Cent millions de Liens furent relâchés. Cent millions de Liens qui avaient été sollicités cinq Battements du Cœur plus tôt — une éternité — furent connectés. Cent millions de mémoires nouvelles se désagrégèrent instantanément, réduites à des fragments minuscules par la vastitude de la Conscience. Cent millions de milliards de fractions-esprits bâtirent des hypothèses, échafaudèrent des plans, corrélèrent leurs données, décidèrent de cent millions de lignes d’action. Une seule subit une erreur de fonctionnement. Elle appela à elle plus de puissance. L’erreur fut trouvée : un serviteur avait résisté au Lien. La Conscience prêta encore un peu plus de puissance pour provoquer un Lien instantané. La mémoire réfractaire se vit allouer une fraction-esprit conséquente pour son analyse.


Cette fraction-esprit se sentit sortir du grand bain bouillonnant de la Conscience.
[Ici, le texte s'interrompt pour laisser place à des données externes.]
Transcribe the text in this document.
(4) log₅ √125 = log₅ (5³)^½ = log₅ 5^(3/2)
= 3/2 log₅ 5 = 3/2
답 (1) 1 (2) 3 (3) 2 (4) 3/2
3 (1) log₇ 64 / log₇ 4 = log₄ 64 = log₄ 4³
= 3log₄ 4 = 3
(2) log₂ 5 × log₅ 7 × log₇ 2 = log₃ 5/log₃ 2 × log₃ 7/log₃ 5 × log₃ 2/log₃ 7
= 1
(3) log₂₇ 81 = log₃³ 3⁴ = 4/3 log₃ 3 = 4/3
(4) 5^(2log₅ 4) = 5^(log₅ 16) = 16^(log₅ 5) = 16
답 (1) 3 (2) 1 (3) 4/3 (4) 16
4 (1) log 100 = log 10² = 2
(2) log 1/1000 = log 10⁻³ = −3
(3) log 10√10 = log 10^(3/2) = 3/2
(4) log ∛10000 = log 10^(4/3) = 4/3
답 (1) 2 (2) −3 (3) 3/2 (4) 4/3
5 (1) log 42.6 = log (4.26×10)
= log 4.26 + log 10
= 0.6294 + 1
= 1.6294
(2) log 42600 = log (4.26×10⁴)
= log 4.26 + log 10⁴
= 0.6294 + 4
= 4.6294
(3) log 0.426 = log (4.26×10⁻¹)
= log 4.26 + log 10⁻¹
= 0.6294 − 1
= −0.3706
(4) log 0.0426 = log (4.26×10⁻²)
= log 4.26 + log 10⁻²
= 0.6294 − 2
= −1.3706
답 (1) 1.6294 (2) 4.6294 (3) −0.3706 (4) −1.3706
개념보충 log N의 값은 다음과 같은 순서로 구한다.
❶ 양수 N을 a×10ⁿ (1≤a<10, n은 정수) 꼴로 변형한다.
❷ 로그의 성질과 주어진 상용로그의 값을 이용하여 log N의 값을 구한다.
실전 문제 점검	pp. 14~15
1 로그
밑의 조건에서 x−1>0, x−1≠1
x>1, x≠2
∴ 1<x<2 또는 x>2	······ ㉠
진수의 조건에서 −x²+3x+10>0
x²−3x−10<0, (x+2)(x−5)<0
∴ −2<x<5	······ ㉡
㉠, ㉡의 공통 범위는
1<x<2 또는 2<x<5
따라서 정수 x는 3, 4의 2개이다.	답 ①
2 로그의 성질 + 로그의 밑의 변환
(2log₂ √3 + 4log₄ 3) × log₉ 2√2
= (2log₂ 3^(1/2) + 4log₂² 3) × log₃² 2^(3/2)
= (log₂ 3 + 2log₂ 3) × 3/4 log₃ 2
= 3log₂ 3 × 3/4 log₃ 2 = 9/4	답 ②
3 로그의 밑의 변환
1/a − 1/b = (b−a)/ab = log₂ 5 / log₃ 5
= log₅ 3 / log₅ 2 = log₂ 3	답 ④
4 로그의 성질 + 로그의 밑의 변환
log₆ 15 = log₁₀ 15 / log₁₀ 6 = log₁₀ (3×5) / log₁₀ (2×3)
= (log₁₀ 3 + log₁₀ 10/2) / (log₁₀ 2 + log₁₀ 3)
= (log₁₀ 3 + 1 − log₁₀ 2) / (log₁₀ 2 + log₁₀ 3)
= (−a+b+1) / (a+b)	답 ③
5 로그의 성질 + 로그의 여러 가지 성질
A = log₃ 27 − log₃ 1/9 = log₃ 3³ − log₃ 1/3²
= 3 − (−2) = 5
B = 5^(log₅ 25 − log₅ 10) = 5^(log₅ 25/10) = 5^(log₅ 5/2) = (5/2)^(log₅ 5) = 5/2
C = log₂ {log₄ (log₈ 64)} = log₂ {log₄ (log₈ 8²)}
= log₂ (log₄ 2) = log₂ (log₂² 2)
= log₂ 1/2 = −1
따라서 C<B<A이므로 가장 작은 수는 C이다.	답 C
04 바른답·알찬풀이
Elle s’attela à sa tâche au plus vite, bien qu’elle sût que d’ici à la fin de cette tâche, la Conscience aurait pensé un tel volume de données que la fraction-esprit devrait se réadapter. Quelques Battements du Cœur de perdus ; tant pis.


Le serviteur était habité par des états mentaux complexes. Une grande culpabilité d’avoir failli à sa tâche. La honte d’avoir été dominé par plus faible que lui. La honte de sa résistance instinctive face au Lien — et les dégâts provoqués par le Lien forcé. La connaissance confuse de son désalignement avec la Conscience, de son anomalie.


Il avait résisté aux ordres. Il s’était pris d’affection pour une cible — une espèce inférieure ! Il avait échoué dans une tâche simple. Tout cela était inacceptable, et maintenant ses états et processus mentaux étaient corrompus. La fraction-esprit soupira devant l’ampleur du travail nécessaire. Elle envisagea un instant de balayer totalement ce corps, de nier l’existence de cette matière qui avait bafoué la Conscience. Elle se rappela avec un temps de retard que seul l’Origine/Noyau/Cœur/Centre/Base pouvait invoquer ce pouvoir. Dommage, elle adorait y participer.


Elle enterra la mémoire sous une couche de données aléatoires et fragiles, ne laissant qu’une information. Puis elle réinitialisa le schéma mental de base et réécrivit les données mémorielles utiles. Enfin, elle imprima ses ordres au fer rouge dans la mémoire du serviteur. Après quoi elle remonta le Lien et retourna à la Conscience.


***

La Conscience avait laissé des ordres.


Retourne à ta masse par défaut, va au secteur RSX-1942/BGD et entres-y dans le Non-Être. Un Humain te réveillera (fichier : Arthur Teach) avec l’Orbe Bleu. Rends-toi alors au secteur KRX-1003/LLP (nom secondaire : grotte Origine) et entames-y le Retour-Conscience. Notre puissance et notre volonté achèveront nos plans.


Le corps consulta sa mémoire, puis entama la procédure de décroissance.